Dear reader, can you help me?
I’m struggling to understand why there often is a significant difference between the men’s and women’s courses in both the time trial and the road race at the World Championships.
This year in Innsbruck the men’s road race is one of the hardest ever, with nearly 5000m of climbing over 253 km including a climb shortly before the finish, 2.8km long at an average of 11-12%.
The women will however be racing 150 km – not including that final climb. I believe 150 km it’s a good distance for us. But my big question is, why can’t we do the same course as the men, and take on the final climb too?
When people are talking about Innsbruck, everyone is talking about the spectacular course. But they are mainly talking about the final “wall” with a gradient that peaks at 28%. Vincenzo Nibali stated after his recon that – “The final climb looked like a mountain bike endurance race, it’s so hard”.

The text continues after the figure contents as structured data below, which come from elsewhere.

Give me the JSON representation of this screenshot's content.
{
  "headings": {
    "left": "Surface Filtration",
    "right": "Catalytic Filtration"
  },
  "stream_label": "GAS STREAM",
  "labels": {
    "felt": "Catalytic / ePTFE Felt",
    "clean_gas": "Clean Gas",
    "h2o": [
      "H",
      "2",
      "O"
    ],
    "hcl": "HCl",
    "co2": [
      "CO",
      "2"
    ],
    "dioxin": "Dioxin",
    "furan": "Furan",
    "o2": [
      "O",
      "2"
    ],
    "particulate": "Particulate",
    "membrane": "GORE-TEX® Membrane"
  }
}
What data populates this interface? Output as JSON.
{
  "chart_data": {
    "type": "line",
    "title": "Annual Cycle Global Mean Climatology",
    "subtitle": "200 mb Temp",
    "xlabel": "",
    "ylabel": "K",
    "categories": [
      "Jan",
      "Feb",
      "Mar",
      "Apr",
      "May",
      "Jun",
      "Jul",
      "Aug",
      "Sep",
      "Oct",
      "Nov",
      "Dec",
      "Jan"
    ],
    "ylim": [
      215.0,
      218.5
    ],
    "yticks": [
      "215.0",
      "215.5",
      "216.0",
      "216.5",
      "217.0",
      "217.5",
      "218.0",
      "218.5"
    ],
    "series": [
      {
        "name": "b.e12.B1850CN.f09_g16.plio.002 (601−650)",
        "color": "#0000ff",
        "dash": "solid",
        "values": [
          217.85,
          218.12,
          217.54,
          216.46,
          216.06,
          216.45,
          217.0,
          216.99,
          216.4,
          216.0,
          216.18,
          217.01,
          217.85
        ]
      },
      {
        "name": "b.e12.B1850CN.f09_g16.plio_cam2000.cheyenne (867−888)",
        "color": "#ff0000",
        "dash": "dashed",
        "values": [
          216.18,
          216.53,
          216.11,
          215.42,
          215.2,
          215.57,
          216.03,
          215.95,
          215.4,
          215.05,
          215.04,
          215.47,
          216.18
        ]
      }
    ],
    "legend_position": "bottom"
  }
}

I think it’s really sad the women are not racing it too.
The same applies for the ITT. The men will do a 5km climb with an average gradient of 7%, but yet again that’s left out on the women’s course.
Why is there a huge difference between the genders? Is it because they think we are weak? Or not capable of racing these climbs?
It was the same picture last year. The time trial in Bergen ended for the men on top of Mount Fløyen – 3,4 km, at an average of 9%, adding a possible bike change scenario. The women didn’t get to do that. Every year it seems there is something spectacular, or crazy for the men. But that’s not the case for the women. Do I sense a hidden discrimination?
I know the men are clearly racing faster, but we are not completely lost. Last year in La Course for example Annemiek Van Vleuten managed to get the third fastest time on the Strava segment ‘last 5km’ of the Col d’Izoard, only beaten by Warren Barguil and Romain Bardet. I know the times are not completely comparable, but my point is that we can do some fine racing on hard climbs as well.
I can’t think of another sport where there is such a big gender difference. In swimming for instance you don’t make championships where the long course (50 m pool) is only for the men and the short course (25 m pool) is only for the women. Both men and women do long and short course.
It seems that cycling is clinging to old traditions. We need to change that. It’s frustrating that it feels like we are often a sideshow or a warm-up act for the men. I believe we need to have this discussion and I encourage everybody to participate. What do you guys think? Let me know!
Next up for me – the Women’s Tour, a race which really appreciates the women’s peloton and treats us equally. See you on the road!